I have a database of company registrants (for a search/directory funtionality). We've added a new table to hold "enhanced" information for registrants that pay for this feature (such as advertisements/additional images/logos etc). Right now the new table just holds the registrants unique identifier, and a few additional fields (paths to images etc). A user can search for users with specific criteria, and the enhanced listings should appear at the top of the list. The results should not show any registrant twice (so if a user has an enhanced listing they should only appear in the top "enhanced listing" area). How can I accomplish this?

+1  A: 

Left outer join from the old table to the new table.

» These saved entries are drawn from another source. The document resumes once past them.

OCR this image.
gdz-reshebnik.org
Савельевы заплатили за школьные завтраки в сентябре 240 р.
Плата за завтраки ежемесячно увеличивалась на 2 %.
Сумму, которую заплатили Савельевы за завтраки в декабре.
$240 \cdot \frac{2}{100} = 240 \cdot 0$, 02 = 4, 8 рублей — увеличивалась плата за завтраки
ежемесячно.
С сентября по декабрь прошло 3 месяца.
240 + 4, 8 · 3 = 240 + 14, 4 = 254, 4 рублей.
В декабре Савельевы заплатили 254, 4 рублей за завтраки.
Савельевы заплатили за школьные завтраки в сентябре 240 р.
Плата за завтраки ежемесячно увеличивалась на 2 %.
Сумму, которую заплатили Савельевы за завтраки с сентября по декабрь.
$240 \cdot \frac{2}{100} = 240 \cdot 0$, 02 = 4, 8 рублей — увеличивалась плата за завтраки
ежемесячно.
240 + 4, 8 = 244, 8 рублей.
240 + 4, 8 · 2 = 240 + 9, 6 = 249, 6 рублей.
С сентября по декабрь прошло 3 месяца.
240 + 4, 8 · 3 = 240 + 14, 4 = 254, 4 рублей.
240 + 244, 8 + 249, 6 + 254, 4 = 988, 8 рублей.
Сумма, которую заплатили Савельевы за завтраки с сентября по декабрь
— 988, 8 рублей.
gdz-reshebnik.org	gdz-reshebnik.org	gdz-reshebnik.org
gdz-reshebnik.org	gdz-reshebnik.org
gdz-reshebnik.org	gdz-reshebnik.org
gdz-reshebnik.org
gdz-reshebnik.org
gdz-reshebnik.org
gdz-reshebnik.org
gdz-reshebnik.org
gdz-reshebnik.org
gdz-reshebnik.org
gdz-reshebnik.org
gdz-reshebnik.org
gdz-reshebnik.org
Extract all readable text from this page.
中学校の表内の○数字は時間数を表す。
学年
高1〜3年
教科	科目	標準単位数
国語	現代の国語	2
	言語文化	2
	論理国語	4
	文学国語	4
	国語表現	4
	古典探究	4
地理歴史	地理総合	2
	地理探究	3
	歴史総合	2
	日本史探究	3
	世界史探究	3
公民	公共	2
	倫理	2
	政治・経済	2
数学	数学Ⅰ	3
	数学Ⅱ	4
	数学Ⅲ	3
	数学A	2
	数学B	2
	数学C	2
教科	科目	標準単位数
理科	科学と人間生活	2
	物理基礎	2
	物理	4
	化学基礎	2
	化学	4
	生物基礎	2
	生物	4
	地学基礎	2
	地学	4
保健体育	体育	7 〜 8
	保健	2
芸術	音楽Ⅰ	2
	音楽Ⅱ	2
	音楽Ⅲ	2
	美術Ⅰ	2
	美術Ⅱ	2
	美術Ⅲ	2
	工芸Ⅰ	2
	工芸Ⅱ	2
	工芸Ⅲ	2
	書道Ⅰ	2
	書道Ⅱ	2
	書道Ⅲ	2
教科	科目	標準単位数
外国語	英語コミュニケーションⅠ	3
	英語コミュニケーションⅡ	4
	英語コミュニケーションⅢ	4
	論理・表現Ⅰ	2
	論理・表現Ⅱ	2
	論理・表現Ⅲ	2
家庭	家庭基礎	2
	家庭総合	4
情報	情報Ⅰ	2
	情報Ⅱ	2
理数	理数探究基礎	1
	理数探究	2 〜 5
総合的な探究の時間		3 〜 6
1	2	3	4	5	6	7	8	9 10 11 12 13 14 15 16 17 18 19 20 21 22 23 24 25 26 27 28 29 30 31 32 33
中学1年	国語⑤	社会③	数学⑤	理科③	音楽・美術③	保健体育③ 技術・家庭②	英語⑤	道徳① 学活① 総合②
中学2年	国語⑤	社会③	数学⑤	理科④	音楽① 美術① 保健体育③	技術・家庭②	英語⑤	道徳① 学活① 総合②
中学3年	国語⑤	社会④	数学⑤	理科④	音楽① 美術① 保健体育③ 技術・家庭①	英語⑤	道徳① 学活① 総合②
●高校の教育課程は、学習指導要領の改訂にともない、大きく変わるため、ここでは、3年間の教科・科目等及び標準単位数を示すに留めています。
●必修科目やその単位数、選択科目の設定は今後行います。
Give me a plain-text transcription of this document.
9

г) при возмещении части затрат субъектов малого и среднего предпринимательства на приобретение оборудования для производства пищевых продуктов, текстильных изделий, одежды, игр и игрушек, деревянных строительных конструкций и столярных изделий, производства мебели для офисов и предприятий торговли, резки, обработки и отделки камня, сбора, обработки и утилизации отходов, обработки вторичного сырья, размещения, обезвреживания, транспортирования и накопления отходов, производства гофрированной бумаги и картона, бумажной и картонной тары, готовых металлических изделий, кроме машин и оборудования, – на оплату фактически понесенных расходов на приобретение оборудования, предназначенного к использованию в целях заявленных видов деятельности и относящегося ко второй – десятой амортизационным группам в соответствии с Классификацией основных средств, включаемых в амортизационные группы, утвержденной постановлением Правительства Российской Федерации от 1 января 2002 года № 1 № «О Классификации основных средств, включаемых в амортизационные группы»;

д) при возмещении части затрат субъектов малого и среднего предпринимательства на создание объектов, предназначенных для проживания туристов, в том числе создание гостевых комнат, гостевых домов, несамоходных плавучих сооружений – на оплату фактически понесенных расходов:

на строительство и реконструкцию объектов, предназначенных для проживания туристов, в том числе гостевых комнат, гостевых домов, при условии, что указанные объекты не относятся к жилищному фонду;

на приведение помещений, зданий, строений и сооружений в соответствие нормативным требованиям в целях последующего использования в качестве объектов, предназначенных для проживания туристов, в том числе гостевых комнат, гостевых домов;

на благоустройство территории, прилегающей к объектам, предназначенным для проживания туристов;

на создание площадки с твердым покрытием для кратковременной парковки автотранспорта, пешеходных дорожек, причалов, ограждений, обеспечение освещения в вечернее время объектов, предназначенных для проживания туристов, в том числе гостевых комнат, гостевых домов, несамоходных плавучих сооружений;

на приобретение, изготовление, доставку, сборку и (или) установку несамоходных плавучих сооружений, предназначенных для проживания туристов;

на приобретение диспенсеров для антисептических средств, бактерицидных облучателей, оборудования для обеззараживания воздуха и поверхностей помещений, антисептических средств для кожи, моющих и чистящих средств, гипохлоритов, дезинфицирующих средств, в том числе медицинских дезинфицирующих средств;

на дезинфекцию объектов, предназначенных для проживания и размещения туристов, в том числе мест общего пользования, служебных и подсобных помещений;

Prepend to your query's "order by" "case when new_table.id is null then 1 else 0 end"

So if you had this:

select foo, bar from old_table 
order by bar, foo;

You'd have this:

select a.foo, a.bar from old_table a 
 left join new table b on (a.customer_id = b.customer_id) 
order by 
 case when new_table.customer_id is null then 1 else 0 end, 
 bar, foo;

Edit: I left out the "left" from the outer join in the code.

tpdi
yep, I just used left outer join (you said to do this, but it wasn't in the little code snippet) and that worked perfect, thank you!!
+1  A: 

If you are using LINQtoSQL and the designer-generated entities, you should have an entity set of related information on your registrant entity -- assuming you have set up the proper foreign key relationship. If you added this later you may need to add this by hand (see here) or delete/re-add your entities to the designer for it to pick up the new relationship. Then your query would be something like:

var registrants = db.Registrants.Where( ... selection criteria here ... );

registrants = registrants.OrderByDescending( r => r.EnhancedData.Count() )
                         .ThenBy( r => r.Name );  // or normal sort order

Presumably count will be either 0 or 1 so this should put the ones with enhanced data at the top of your result.